Credit background checks provide insight into a prospective employee’s credit history and financial standing. Credit background checks are popular for roles that incorporate financial duties or managing company funds. This is particularly true for roles in the banking industry, where the employee may be handling or accessing client funds in addition to the company’s assets.
It’s important to know that there are certain legalities associated with running credit checks during the pre-employment process. The Fair Credit Reporting Act (FCRA) regulates how employers may use the reports received. If you run a credit check and decide not to move forward in hiring a candidate, you need to give them the opportunity to provide an explanation or to fix any background check misinformation on their report.
You must follow FCRA requirements when conducting a credit check and taking action based on the report. Failure to comply with these regulations can have serious consequences for your company.

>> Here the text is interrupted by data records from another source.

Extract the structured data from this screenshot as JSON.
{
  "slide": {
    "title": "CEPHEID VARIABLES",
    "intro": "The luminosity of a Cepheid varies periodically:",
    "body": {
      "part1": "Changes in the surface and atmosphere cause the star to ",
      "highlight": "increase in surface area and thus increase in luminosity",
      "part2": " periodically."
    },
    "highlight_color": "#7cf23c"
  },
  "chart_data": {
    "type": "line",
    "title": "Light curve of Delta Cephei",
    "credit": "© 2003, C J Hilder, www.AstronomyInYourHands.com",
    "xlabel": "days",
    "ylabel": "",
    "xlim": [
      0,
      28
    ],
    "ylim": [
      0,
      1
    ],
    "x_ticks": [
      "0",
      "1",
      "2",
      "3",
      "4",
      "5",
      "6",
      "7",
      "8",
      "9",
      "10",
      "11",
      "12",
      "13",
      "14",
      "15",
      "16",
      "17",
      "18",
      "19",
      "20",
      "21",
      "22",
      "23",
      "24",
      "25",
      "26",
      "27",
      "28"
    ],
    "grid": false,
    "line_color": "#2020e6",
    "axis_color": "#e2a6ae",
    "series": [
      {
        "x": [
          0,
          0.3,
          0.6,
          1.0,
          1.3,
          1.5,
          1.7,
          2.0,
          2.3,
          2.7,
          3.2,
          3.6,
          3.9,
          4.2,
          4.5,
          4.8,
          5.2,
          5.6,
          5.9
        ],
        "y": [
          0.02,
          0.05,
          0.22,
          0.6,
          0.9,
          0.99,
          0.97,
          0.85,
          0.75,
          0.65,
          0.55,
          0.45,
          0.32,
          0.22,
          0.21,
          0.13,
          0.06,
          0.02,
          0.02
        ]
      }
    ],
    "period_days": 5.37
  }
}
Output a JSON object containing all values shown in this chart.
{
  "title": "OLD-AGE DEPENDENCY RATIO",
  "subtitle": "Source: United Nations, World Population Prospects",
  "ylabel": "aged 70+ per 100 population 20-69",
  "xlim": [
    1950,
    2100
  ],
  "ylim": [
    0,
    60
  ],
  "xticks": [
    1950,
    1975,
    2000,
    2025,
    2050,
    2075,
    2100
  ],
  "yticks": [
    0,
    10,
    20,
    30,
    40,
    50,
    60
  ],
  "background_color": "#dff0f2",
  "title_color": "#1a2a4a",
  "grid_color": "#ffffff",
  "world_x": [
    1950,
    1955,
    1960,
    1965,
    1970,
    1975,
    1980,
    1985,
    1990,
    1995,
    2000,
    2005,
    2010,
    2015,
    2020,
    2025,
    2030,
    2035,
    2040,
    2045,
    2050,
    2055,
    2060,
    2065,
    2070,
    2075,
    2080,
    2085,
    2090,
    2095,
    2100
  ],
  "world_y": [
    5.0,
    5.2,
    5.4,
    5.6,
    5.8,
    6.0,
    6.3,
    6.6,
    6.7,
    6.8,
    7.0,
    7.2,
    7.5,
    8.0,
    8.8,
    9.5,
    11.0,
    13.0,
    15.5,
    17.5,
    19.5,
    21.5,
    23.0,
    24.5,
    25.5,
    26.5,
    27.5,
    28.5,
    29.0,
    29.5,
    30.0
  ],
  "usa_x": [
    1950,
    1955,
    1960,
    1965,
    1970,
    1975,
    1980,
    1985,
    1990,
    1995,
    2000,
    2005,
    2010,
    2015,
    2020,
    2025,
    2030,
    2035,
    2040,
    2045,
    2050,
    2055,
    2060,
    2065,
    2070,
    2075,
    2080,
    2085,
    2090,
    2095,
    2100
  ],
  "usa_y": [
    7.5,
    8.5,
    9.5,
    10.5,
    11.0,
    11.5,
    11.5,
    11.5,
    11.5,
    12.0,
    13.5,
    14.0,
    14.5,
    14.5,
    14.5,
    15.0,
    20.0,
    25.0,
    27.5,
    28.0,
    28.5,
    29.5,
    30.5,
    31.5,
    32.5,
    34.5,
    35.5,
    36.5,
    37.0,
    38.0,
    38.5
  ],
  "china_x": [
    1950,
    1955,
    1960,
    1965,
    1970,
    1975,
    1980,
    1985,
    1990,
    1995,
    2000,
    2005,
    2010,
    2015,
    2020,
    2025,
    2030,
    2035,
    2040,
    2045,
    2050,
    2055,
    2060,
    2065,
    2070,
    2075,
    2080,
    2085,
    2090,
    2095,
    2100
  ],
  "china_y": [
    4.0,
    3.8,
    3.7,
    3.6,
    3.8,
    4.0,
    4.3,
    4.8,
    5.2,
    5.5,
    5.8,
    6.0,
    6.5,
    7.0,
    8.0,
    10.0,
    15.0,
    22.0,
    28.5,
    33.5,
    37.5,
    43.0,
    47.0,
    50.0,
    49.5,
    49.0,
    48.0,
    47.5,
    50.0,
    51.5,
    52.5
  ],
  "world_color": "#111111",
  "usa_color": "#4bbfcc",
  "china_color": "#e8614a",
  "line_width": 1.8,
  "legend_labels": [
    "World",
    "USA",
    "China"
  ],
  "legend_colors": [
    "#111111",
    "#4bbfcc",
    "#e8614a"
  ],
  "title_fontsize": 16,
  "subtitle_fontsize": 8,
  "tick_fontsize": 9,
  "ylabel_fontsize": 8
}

Education verification is a type of background check conducted by employers to verify a candidate’s educational record and qualifications. The main objective of education verification is to confirm that the degree listed on their resume or the job application was obtained. Some employers go a bit further and verify an applicant’s GPA and honors earned.

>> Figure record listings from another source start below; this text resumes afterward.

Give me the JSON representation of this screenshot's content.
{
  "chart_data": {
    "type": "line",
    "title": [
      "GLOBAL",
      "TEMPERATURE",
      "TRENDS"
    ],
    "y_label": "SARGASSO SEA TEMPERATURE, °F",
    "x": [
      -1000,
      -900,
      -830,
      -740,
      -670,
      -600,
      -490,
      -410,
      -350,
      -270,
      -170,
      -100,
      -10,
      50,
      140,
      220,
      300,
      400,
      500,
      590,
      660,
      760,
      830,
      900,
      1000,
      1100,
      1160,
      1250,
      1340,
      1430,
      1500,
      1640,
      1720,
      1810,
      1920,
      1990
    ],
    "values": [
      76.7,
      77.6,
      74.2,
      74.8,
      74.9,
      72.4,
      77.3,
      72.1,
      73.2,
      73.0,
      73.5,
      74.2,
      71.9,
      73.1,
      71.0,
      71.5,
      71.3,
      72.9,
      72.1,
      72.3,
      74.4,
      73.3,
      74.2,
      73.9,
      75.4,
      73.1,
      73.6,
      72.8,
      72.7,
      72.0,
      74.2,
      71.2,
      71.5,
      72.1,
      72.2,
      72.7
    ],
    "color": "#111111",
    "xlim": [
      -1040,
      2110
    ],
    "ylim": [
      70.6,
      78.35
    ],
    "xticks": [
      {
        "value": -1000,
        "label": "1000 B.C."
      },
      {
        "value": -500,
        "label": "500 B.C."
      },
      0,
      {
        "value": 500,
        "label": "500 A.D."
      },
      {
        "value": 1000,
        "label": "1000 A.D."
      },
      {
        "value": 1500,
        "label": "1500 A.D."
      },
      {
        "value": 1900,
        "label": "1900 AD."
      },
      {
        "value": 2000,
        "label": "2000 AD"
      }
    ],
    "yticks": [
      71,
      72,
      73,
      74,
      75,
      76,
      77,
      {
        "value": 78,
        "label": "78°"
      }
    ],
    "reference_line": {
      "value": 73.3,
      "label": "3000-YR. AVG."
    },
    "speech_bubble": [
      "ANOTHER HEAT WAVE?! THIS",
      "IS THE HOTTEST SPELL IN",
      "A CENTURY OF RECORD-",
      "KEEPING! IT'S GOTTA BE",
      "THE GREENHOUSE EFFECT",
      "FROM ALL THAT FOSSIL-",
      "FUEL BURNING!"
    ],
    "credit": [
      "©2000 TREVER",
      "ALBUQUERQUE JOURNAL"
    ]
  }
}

Social media background checks are a newer addition to the pre-employment background check lineup. A social media background check consists of a review of the prospective employee’s social media profiles and activity. Social media screenings are typically used to look for red flags in the candidate’s online activity such as hate speech or online bullying. Inappropriate or offensive behavior online, even on an employee’s personal accounts, can reflect poorly on the company and cause public relations issues. Such behavior can also be an indicator that the individual may harass others in the workplace. For example, posting racist, homophobic or sexist commentary online can indicate that the candidate does not align with your company’s values and might make other employees feel unsafe in the workplace.
The majority of background checks on this list are completed at the end of the hiring process, once an applicant has been identified as the top choice and an offer is anticipated if they pass the background checks conducted. It is important for employers to remember that this should also be true for social media background checks. While LinkedIn is a professional networking and job search tool and may be used during the hiring process, searching out more personal profiles such as Instagram, Facebook or TikTok too early in the process can contribute to unconscious bias from the hiring team. There is a natural tendency to feel favorably toward people who are similar to us, but you shouldn’t be interviewing someone because you like their fashion style or share the same hobbies or political beliefs, unless these traits are relevant to the role itself.
In addition to acting as a background check, social media screenings can be a way for employees to showcase their skills for writing, content or marketing roles. While delving into personal profiles too early in the process can be problematic, feel free to review any professional profiles, blogs or personal websites.
Most employers use a service to conduct pre-employment background checks. While some of the above checks can be done independently, it’s typically more time-effective to choose a background check service. This is especially true if you plan to conduct several of the above options on each employee. If you employ people in multiple regions, it can be especially difficult to stay on top of the regulations and local agency requirements related to requesting records. Finding the best background check service for your needs can also help you stay on top of compliance requirements and streamline the hiring process.